# Suffer the little children to come



## blhowes (Oct 16, 2005)

It was indeed a blessing to worship God this morning. I was particularly blessed by the preaching on this Mark 10 passage:


> Mark 10:13-16 And they brought young children to him, that he should touch them: and his disciples rebuked those that brought them. But when Jesus saw it, he was much displeased, and said unto them, Suffer the little children to come unto me, and forbid them not: for of such is the kingdom of God. Verily I say unto you, Whosoever shall not receive the kingdom of God as a little child, he shall not enter therein. And he took them up in his arms, put his hands upon them, and blessed them.


The pastor used this passage as a starting point for explaining and defending the reformed practice of infant baptism. I thought he did an excellent job not only explaining why reformed churches baptize infants, but he also did an excellent job addressing some common misconceptions about infant baptism. There was certainly much food for thought and this Baptist felt fed when he left church. 

As I think about the passage in Mark 10, I wonder about two things. First, from the perspective of the parents in the account, why did they bring their children to Jesus? The passage says they brought their children to Jesus that he might touch them. Why? Why did they want Jesus to touch them? What, if anything, did they seek to gain for their children? 

Second, I´m thinking about the correlation that´s made between OT circumcision and NT baptism. Its sometimes asserted that the passage shows that, just as in the OT children were to be brought for circumcision, so in the NT children should be brought for baptism.
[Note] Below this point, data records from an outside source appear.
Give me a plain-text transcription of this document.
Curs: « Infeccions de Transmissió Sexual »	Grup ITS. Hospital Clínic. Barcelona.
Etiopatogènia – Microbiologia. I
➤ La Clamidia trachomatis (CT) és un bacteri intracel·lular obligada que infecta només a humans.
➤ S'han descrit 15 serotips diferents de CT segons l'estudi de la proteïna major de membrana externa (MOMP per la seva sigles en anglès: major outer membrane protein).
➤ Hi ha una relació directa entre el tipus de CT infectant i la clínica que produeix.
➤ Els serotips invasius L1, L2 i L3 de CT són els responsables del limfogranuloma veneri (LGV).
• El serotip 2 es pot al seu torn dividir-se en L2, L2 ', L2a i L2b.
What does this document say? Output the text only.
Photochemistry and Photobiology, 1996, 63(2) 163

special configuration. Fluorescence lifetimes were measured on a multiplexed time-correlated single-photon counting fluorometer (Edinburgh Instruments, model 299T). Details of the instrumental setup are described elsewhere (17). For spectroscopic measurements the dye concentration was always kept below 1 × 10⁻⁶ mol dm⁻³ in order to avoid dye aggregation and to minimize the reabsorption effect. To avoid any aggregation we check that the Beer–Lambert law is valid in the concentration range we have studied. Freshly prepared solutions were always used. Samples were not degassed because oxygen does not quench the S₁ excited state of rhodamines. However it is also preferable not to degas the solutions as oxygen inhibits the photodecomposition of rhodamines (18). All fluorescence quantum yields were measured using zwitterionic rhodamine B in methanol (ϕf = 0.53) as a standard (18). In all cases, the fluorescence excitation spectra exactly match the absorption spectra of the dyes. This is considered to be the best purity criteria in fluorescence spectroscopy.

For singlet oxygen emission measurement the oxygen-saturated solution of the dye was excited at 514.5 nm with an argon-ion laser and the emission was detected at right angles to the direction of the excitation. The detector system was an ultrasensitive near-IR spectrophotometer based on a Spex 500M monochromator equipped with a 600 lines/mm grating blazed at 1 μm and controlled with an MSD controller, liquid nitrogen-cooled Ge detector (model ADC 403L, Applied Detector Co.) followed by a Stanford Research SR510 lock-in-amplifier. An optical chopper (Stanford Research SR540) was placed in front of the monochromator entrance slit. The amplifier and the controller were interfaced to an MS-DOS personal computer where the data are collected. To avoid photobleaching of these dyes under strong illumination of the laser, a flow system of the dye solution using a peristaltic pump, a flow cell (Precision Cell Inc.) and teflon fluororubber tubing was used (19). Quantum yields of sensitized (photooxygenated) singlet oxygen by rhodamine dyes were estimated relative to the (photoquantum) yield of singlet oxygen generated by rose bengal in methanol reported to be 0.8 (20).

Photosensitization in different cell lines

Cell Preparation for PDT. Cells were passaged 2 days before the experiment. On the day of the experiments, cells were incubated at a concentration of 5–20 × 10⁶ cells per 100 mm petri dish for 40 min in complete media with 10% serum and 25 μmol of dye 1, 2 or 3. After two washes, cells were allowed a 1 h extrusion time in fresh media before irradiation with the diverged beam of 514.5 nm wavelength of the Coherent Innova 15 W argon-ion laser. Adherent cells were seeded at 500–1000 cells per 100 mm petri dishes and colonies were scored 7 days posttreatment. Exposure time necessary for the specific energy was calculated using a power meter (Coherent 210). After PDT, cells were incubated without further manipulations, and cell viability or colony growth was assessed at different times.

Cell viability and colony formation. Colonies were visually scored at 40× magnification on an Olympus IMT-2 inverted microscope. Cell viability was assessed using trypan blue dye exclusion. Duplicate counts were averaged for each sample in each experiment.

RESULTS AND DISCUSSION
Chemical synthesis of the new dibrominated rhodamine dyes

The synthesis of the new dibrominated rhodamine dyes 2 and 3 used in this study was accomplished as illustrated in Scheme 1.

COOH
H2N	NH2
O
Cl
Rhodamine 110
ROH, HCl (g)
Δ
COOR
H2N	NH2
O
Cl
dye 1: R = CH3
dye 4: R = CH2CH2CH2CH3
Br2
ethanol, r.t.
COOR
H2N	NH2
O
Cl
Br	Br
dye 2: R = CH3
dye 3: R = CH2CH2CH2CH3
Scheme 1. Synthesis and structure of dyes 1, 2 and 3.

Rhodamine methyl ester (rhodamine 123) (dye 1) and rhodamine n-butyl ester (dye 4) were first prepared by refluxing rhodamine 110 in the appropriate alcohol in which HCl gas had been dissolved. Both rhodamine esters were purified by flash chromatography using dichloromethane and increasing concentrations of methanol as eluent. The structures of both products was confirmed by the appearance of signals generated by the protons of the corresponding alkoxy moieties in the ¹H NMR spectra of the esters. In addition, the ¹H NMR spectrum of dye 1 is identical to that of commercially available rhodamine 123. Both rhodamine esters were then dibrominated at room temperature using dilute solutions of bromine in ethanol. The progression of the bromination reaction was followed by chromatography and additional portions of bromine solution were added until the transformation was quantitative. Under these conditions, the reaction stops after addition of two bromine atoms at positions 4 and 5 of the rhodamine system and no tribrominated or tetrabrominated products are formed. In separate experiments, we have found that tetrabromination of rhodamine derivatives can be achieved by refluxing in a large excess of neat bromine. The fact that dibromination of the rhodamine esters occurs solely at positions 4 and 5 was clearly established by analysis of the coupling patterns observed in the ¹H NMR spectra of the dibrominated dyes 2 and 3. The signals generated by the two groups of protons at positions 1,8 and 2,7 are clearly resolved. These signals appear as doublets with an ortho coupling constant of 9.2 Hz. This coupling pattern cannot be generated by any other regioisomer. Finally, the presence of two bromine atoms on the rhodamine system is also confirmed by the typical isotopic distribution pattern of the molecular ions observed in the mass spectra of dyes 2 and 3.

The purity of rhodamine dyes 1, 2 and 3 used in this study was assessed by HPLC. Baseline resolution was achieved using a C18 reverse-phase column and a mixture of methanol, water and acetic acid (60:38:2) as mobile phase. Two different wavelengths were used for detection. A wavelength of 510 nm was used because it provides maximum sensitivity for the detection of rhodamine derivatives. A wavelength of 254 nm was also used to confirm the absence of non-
What I´m wondering is, why then did the disciples, who were familiar with the OT and its practice of the covenantal inclusion of infants, want to forbid the parents from bringing their children to Jesus?

I´m sure I´ll have more questions to ask about the passage, but I´m at the library and my time on the computer expires soon. Any thoughts?

Bob


----------



## Contra_Mundum (Oct 16, 2005)

> why then did the disciples, who were familiar with the OT and its practice of the covenantal inclusion of infants, want to forbid the parents from bringing their children to Jesus?


I'd say, for similar reasons some presbyterians want to put the children out of the service (and over in "children's church"). They say "its for the kids' sake," or they "don't want to disturb/disrupt the pastor," but I rather suppose its more for their own convenience... Children needto grow up in--and _into_--Christian worship, and that means inclusion. Grown-ups will lose sight of this fact (even covenant-minded presbyterians, and Jesus' disciples) if not reminded of it, sometimes forcefully as in the passage cited.


----------



## blhowes (Oct 18, 2005)

> _Originally posted by Contra_Mundum_
> I'd say, for similar reasons some presbyterians want to put the children out of the service (and over in "children's church"). They say "its for the kids' sake," or they "don't want to disturb/disrupt the pastor," but I rather suppose its more for their own convenience... Children needto grow up in--and _into_--Christian worship, and that means inclusion. Grown-ups will lose sight of this fact (even covenant-minded presbyterians, and Jesus' disciples) if not reminded of it, sometimes forcefully as in the passage cited.


I've been attending the church you U2ed me about and its a blessing to see children attending and self-controlled during the worship services. Young ones are taught very young, sometimes with gentle reminders during the service, that they need to sit quietly and still during the service. Its interesting and at times surprising to me how much they pick up on when you don't think they're paying much attention to the sermon. My youngest tends to fidget some during the service, but later I find him asking me questions about what was said during the sermon. Its getting through. After one of the sermons recently about divorce, my son later out of the blue asked, "So, why should Christians only marry Christians?" Amen!


----------